On what’s next for her
When I was 17, I tried to be a journalist. I failed. That’s when I stopped planning what to do next. I know that sounds not a nice thing for an administrative leader to say. Ask me in terms of policies, what’s next — and I will tell you. If you ask me what’s next as a mother — I will tell you. But if you ask me as a creative entity what’s next, I can’t. The creative process is such, the churn is such that you are always looking to tell a story. You are lucky if you find a medium.
I have been a part of media industry for two and a half decades, which is a very long time. I have evolved from being an actor to a producer and to a writer. I have tried my hand at various mediums of expressions: television, newspaper columns, theatre, films, and now a novel. What’s next? I have many ideas. But what medium? Only time will tell.
Looking back on her initial journey
I am speaking to you from a place from where my house is no more than ten kilometres away. I was born there. My parents had a room over a cowshed, they married out of love much against the wishes of their families and, hence, were left to fend for themselves. My mother was an English teacher who eventually found a job, at Taj Mahal Hotel on Delhi’s Man Singh Road, as a housekeeper.
When I went to Bombay, I just had the last Rs 200, which I used to walk the distance and would look for a job. I was a Femina Miss India finalist in 1998 and I borrowed money to compete and then I had to take on a job just to pay back the money. But what I had in abundance was confidence. When I was ten years old, I used to tell everyone: One day I will become Somebody.
I left my house when I was 17 years old to purse a career in a city that I knew absolutely no one. I do not want to rest on the laurels that I brought to myself in my family through media or through politics. As a politician I have fought one of the most difficult elections in our country and I won in 2014 when I said watch out I’ll win. If you dare to dream and dare to live, you manage to create history.
Her life’s mantra
- Audacity. I think your ‘audacity’ defines you. What helped me sail through life was sheer audacity — firm belief that I will reach where I wanted to.
- Ability to take a chance. You need to take a chance to succeed.
- Acceptance that life will transform itself. You have accept that transformation is a part of your life’s journey. It ensures that you do not stagnate.
- Finally, success comes from struggle, not from comfort.
Her vision as the minister for women and child development
- We are working towards raising the marriageable age of women from 18 to 21. I think it’s a much needed step towards right to equality.
- We now are digitally tracking and serving close to 9 crore female and children beneficiaries across the country on the nutrition programme.

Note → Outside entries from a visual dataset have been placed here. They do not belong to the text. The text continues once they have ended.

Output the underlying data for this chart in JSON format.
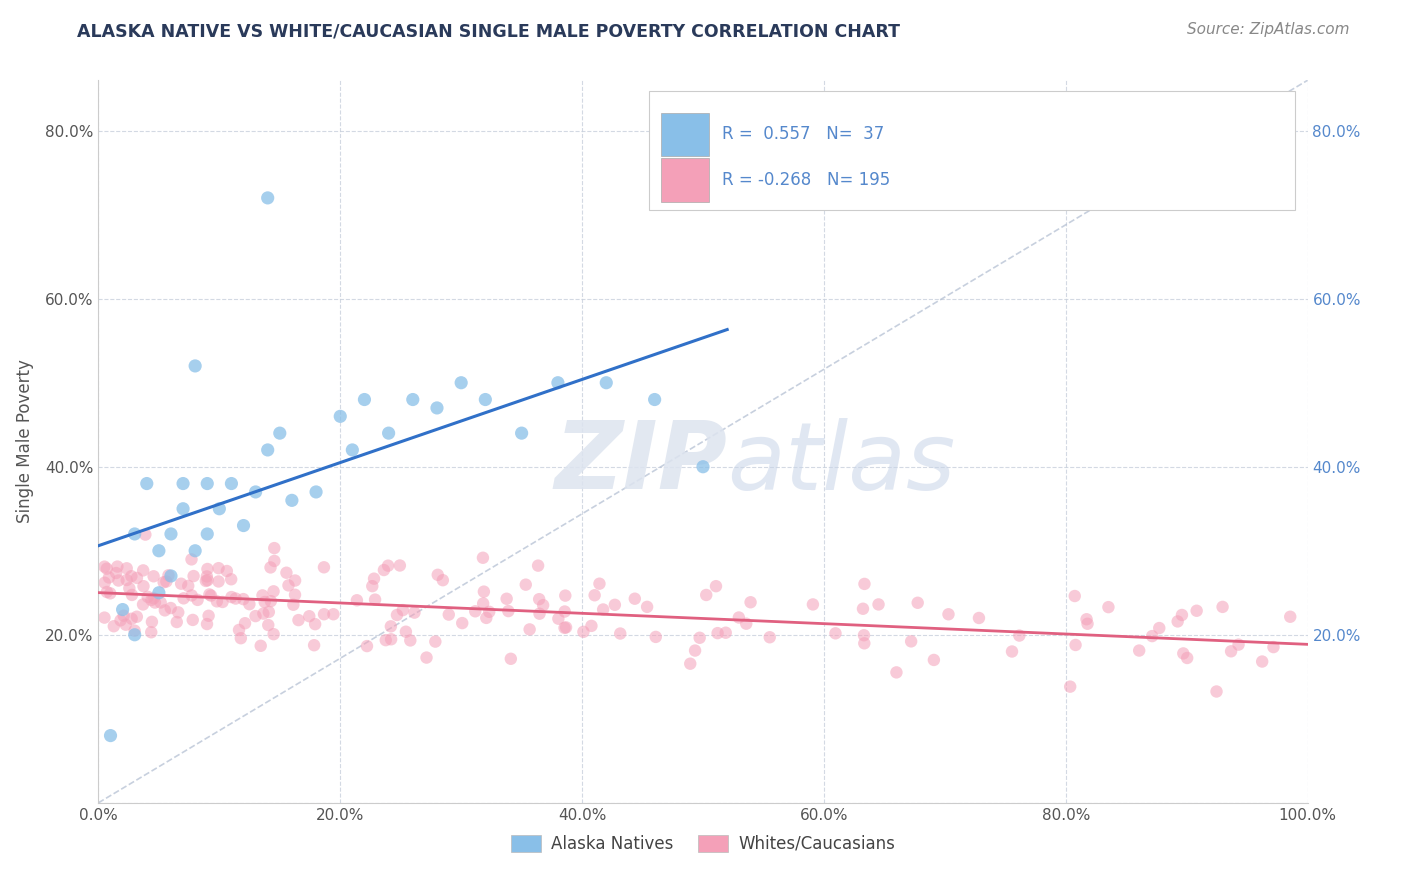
{
  "title": "ALASKA NATIVE VS WHITE/CAUCASIAN SINGLE MALE POVERTY CORRELATION CHART",
  "source": "Source: ZipAtlas.com",
  "ylabel": "Single Male Poverty",
  "blue_R": 0.557,
  "blue_N": 37,
  "pink_R": -0.268,
  "pink_N": 195,
  "blue_color": "#89bfe8",
  "pink_color": "#f4a0b8",
  "blue_line_color": "#3070c8",
  "pink_line_color": "#e06080",
  "dash_line_color": "#b0bcd0",
  "legend_label_blue": "Alaska Natives",
  "legend_label_pink": "Whites/Caucasians",
  "watermark_zip": "ZIP",
  "watermark_atlas": "atlas",
  "background_color": "#ffffff",
  "grid_color": "#c8d0dc",
  "xlim": [
    0.0,
    1.0
  ],
  "ylim": [
    0.0,
    0.86
  ],
  "yticks": [
    0.0,
    0.2,
    0.4,
    0.6,
    0.8
  ],
  "xticks": [
    0.0,
    0.2,
    0.4,
    0.6,
    0.8,
    1.0
  ],
  "right_tick_color": "#5588cc",
  "title_color": "#2a3a5a",
  "source_color": "#888888",
  "axis_label_color": "#555555",
  "tick_label_color": "#555555"
}
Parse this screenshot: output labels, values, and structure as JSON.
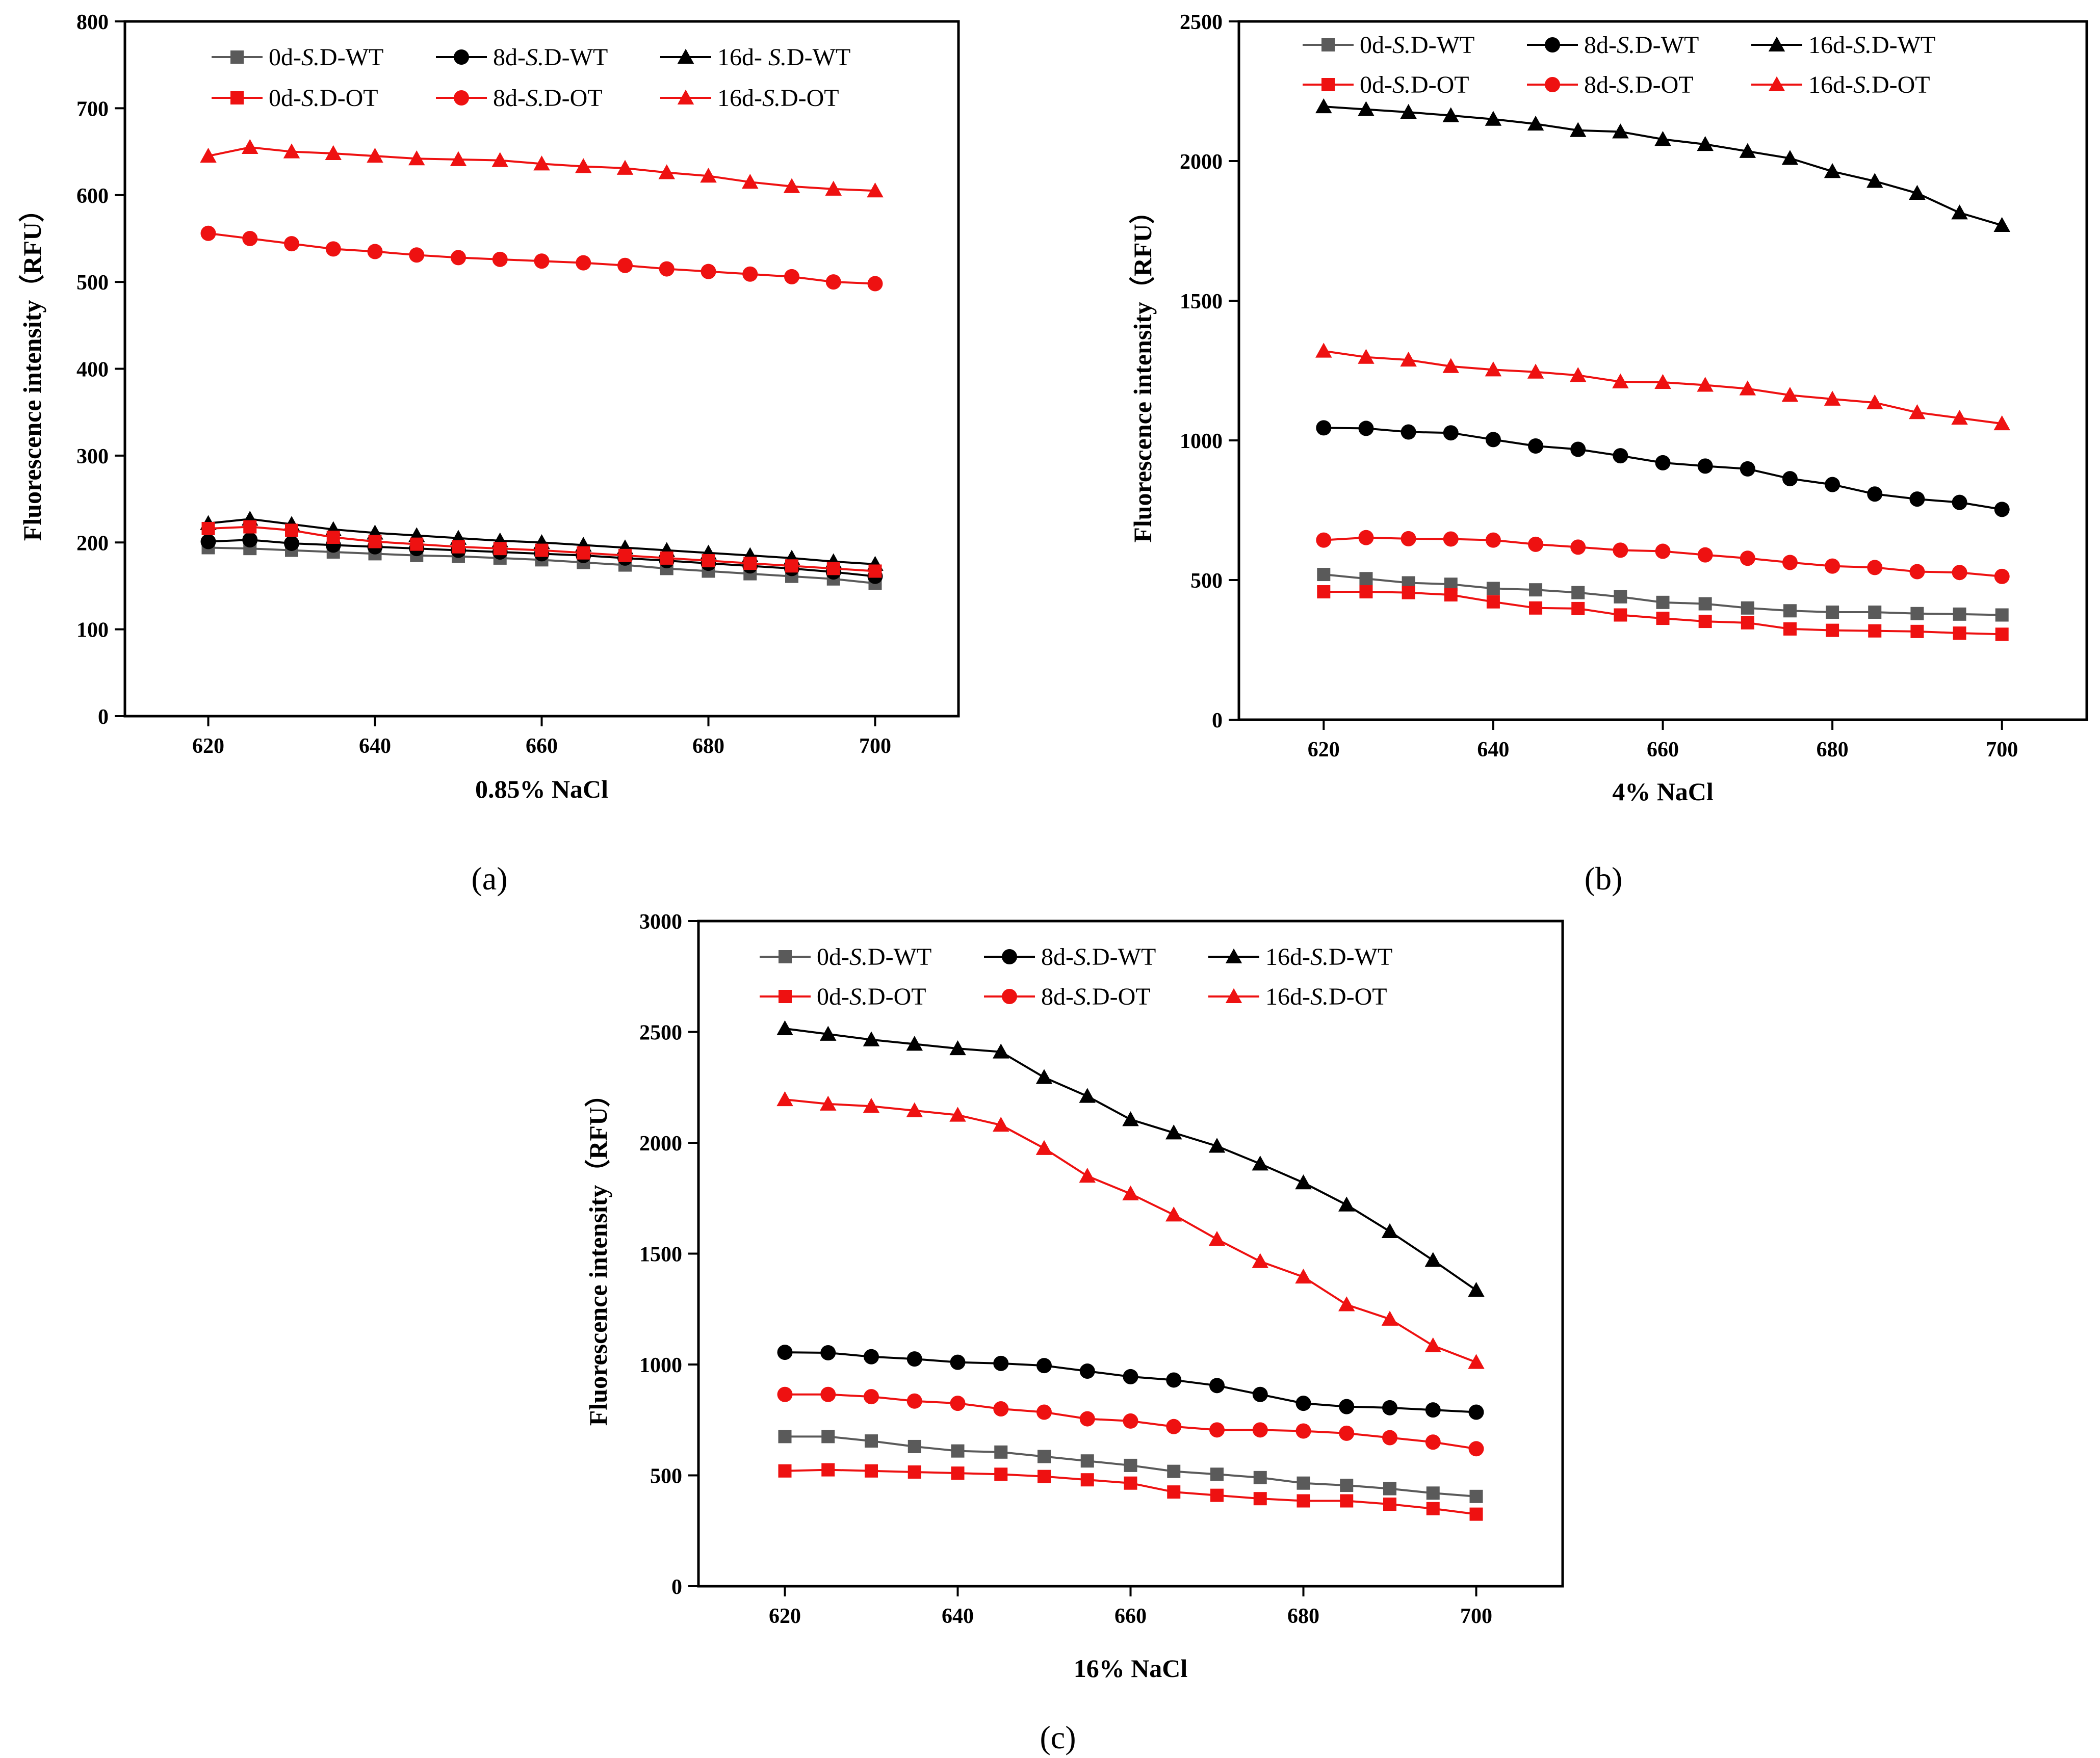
{
  "colors": {
    "gray": "#5a5a5a",
    "black": "#000000",
    "red": "#ee1111"
  },
  "chart_data": [
    {
      "type": "line",
      "panel_label": "(a)",
      "xlabel": "0.85% NaCl",
      "ylabel": "Fluorescence intensity（RFU）",
      "xlim": [
        610,
        710
      ],
      "ylim": [
        0,
        800
      ],
      "xticks": [
        620,
        640,
        660,
        680,
        700
      ],
      "yticks": [
        0,
        100,
        200,
        300,
        400,
        500,
        600,
        700,
        800
      ],
      "grid": false,
      "legend_position": "top",
      "x": [
        620,
        625,
        630,
        635,
        640,
        645,
        650,
        655,
        660,
        665,
        670,
        675,
        680,
        685,
        690,
        695,
        700
      ],
      "series": [
        {
          "name": "0d-S.D-WT",
          "legend_prefix": "0d-",
          "legend_italic": "S.",
          "legend_suffix": "D-WT",
          "color": "gray",
          "marker": "square",
          "values": [
            194,
            193,
            191,
            189,
            187,
            185,
            184,
            182,
            180,
            177,
            174,
            170,
            167,
            164,
            161,
            158,
            153
          ]
        },
        {
          "name": "8d-S.D-WT",
          "legend_prefix": "8d-",
          "legend_italic": "S.",
          "legend_suffix": "D-WT",
          "color": "black",
          "marker": "circle",
          "values": [
            201,
            203,
            199,
            197,
            195,
            193,
            191,
            189,
            187,
            185,
            182,
            179,
            176,
            173,
            170,
            166,
            161
          ]
        },
        {
          "name": "16d- S.D-WT",
          "legend_prefix": "16d- ",
          "legend_italic": "S.",
          "legend_suffix": "D-WT",
          "color": "black",
          "marker": "triangle",
          "values": [
            222,
            227,
            221,
            215,
            211,
            208,
            205,
            202,
            200,
            197,
            194,
            191,
            188,
            185,
            182,
            178,
            175
          ]
        },
        {
          "name": "0d-S.D-OT",
          "legend_prefix": "0d-",
          "legend_italic": "S.",
          "legend_suffix": "D-OT",
          "color": "red",
          "marker": "square",
          "values": [
            216,
            218,
            214,
            206,
            201,
            198,
            195,
            193,
            191,
            188,
            185,
            182,
            179,
            176,
            173,
            170,
            167
          ]
        },
        {
          "name": "8d-S.D-OT",
          "legend_prefix": "8d-",
          "legend_italic": "S.",
          "legend_suffix": "D-OT",
          "color": "red",
          "marker": "circle",
          "values": [
            556,
            550,
            544,
            538,
            535,
            531,
            528,
            526,
            524,
            522,
            519,
            515,
            512,
            509,
            506,
            500,
            498
          ]
        },
        {
          "name": "16d-S.D-OT",
          "legend_prefix": "16d-",
          "legend_italic": "S.",
          "legend_suffix": "D-OT",
          "color": "red",
          "marker": "triangle",
          "values": [
            645,
            655,
            650,
            648,
            645,
            642,
            641,
            640,
            636,
            633,
            631,
            626,
            622,
            615,
            610,
            607,
            605
          ]
        }
      ]
    },
    {
      "type": "line",
      "panel_label": "(b)",
      "xlabel": "4% NaCl",
      "ylabel": "Fluorescence intensity（RFU）",
      "xlim": [
        610,
        710
      ],
      "ylim": [
        0,
        2500
      ],
      "xticks": [
        620,
        640,
        660,
        680,
        700
      ],
      "yticks": [
        0,
        500,
        1000,
        1500,
        2000,
        2500
      ],
      "grid": false,
      "legend_position": "top",
      "x": [
        620,
        625,
        630,
        635,
        640,
        645,
        650,
        655,
        660,
        665,
        670,
        675,
        680,
        685,
        690,
        695,
        700
      ],
      "series": [
        {
          "name": "0d-S.D-WT",
          "legend_prefix": "0d-",
          "legend_italic": "S.",
          "legend_suffix": "D-WT",
          "color": "gray",
          "marker": "square",
          "values": [
            520,
            505,
            490,
            485,
            470,
            465,
            455,
            440,
            420,
            415,
            400,
            390,
            385,
            385,
            380,
            378,
            375
          ]
        },
        {
          "name": "8d-S.D-WT",
          "legend_prefix": "8d-",
          "legend_italic": "S.",
          "legend_suffix": "D-WT",
          "color": "black",
          "marker": "circle",
          "values": [
            1045,
            1043,
            1030,
            1027,
            1003,
            980,
            968,
            945,
            920,
            908,
            898,
            863,
            842,
            808,
            790,
            778,
            753
          ]
        },
        {
          "name": "16d-S.D-WT",
          "legend_prefix": "16d-",
          "legend_italic": "S.",
          "legend_suffix": "D-WT",
          "color": "black",
          "marker": "triangle",
          "values": [
            2195,
            2185,
            2175,
            2163,
            2150,
            2133,
            2110,
            2105,
            2078,
            2060,
            2035,
            2010,
            1963,
            1928,
            1885,
            1815,
            1770
          ]
        },
        {
          "name": "0d-S.D-OT",
          "legend_prefix": "0d-",
          "legend_italic": "S.",
          "legend_suffix": "D-OT",
          "color": "red",
          "marker": "square",
          "values": [
            458,
            458,
            455,
            447,
            422,
            400,
            398,
            375,
            363,
            352,
            347,
            325,
            320,
            318,
            316,
            310,
            306
          ]
        },
        {
          "name": "8d-S.D-OT",
          "legend_prefix": "8d-",
          "legend_italic": "S.",
          "legend_suffix": "D-OT",
          "color": "red",
          "marker": "circle",
          "values": [
            643,
            652,
            648,
            647,
            643,
            628,
            618,
            607,
            603,
            590,
            578,
            563,
            550,
            545,
            530,
            527,
            513
          ]
        },
        {
          "name": "16d-S.D-OT",
          "legend_prefix": "16d-",
          "legend_italic": "S.",
          "legend_suffix": "D-OT",
          "color": "red",
          "marker": "triangle",
          "values": [
            1320,
            1298,
            1288,
            1265,
            1253,
            1245,
            1233,
            1210,
            1208,
            1198,
            1185,
            1162,
            1148,
            1135,
            1100,
            1080,
            1060
          ]
        }
      ]
    },
    {
      "type": "line",
      "panel_label": "(c)",
      "xlabel": "16% NaCl",
      "ylabel": "Fluorescence intensity（RFU）",
      "xlim": [
        610,
        710
      ],
      "ylim": [
        0,
        3000
      ],
      "xticks": [
        620,
        640,
        660,
        680,
        700
      ],
      "yticks": [
        0,
        500,
        1000,
        1500,
        2000,
        2500,
        3000
      ],
      "grid": false,
      "legend_position": "top",
      "x": [
        620,
        625,
        630,
        635,
        640,
        645,
        650,
        655,
        660,
        665,
        670,
        675,
        680,
        685,
        690,
        695,
        700
      ],
      "series": [
        {
          "name": "0d-S.D-WT",
          "legend_prefix": "0d-",
          "legend_italic": "S.",
          "legend_suffix": "D-WT",
          "color": "gray",
          "marker": "square",
          "values": [
            675,
            675,
            655,
            630,
            610,
            605,
            585,
            565,
            545,
            518,
            505,
            490,
            465,
            455,
            440,
            420,
            405
          ]
        },
        {
          "name": "8d-S.D-WT",
          "legend_prefix": "8d-",
          "legend_italic": "S.",
          "legend_suffix": "D-WT",
          "color": "black",
          "marker": "circle",
          "values": [
            1055,
            1053,
            1035,
            1025,
            1010,
            1005,
            995,
            970,
            945,
            930,
            905,
            865,
            825,
            810,
            805,
            795,
            785
          ]
        },
        {
          "name": "16d-S.D-WT",
          "legend_prefix": "16d-",
          "legend_italic": "S.",
          "legend_suffix": "D-WT",
          "color": "black",
          "marker": "triangle",
          "values": [
            2515,
            2490,
            2465,
            2445,
            2425,
            2410,
            2295,
            2210,
            2105,
            2045,
            1985,
            1905,
            1820,
            1720,
            1600,
            1470,
            1335
          ]
        },
        {
          "name": "0d-S.D-OT",
          "legend_prefix": "0d-",
          "legend_italic": "S.",
          "legend_suffix": "D-OT",
          "color": "red",
          "marker": "square",
          "values": [
            520,
            525,
            520,
            515,
            510,
            505,
            495,
            480,
            465,
            425,
            410,
            395,
            385,
            385,
            370,
            350,
            325
          ]
        },
        {
          "name": "8d-S.D-OT",
          "legend_prefix": "8d-",
          "legend_italic": "S.",
          "legend_suffix": "D-OT",
          "color": "red",
          "marker": "circle",
          "values": [
            865,
            865,
            855,
            835,
            825,
            800,
            785,
            755,
            745,
            720,
            705,
            705,
            700,
            690,
            670,
            650,
            620
          ]
        },
        {
          "name": "16d-S.D-OT",
          "legend_prefix": "16d-",
          "legend_italic": "S.",
          "legend_suffix": "D-OT",
          "color": "red",
          "marker": "triangle",
          "values": [
            2195,
            2175,
            2165,
            2145,
            2125,
            2080,
            1975,
            1850,
            1770,
            1675,
            1565,
            1465,
            1395,
            1270,
            1205,
            1085,
            1010
          ]
        }
      ]
    }
  ]
}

- We are coming up with an amendment on Juvenile Justice Act where the entire adoption, foster care, sponsorship processes and child care establishments in our country will see a complete overhaul.
- We also starting new initiatives to make sure that we have more working women hostels. Crèches for working women.
- We are also giving emphasis on to female related research activities.
On what makes her happy
A nice cup of tea and a good conversation.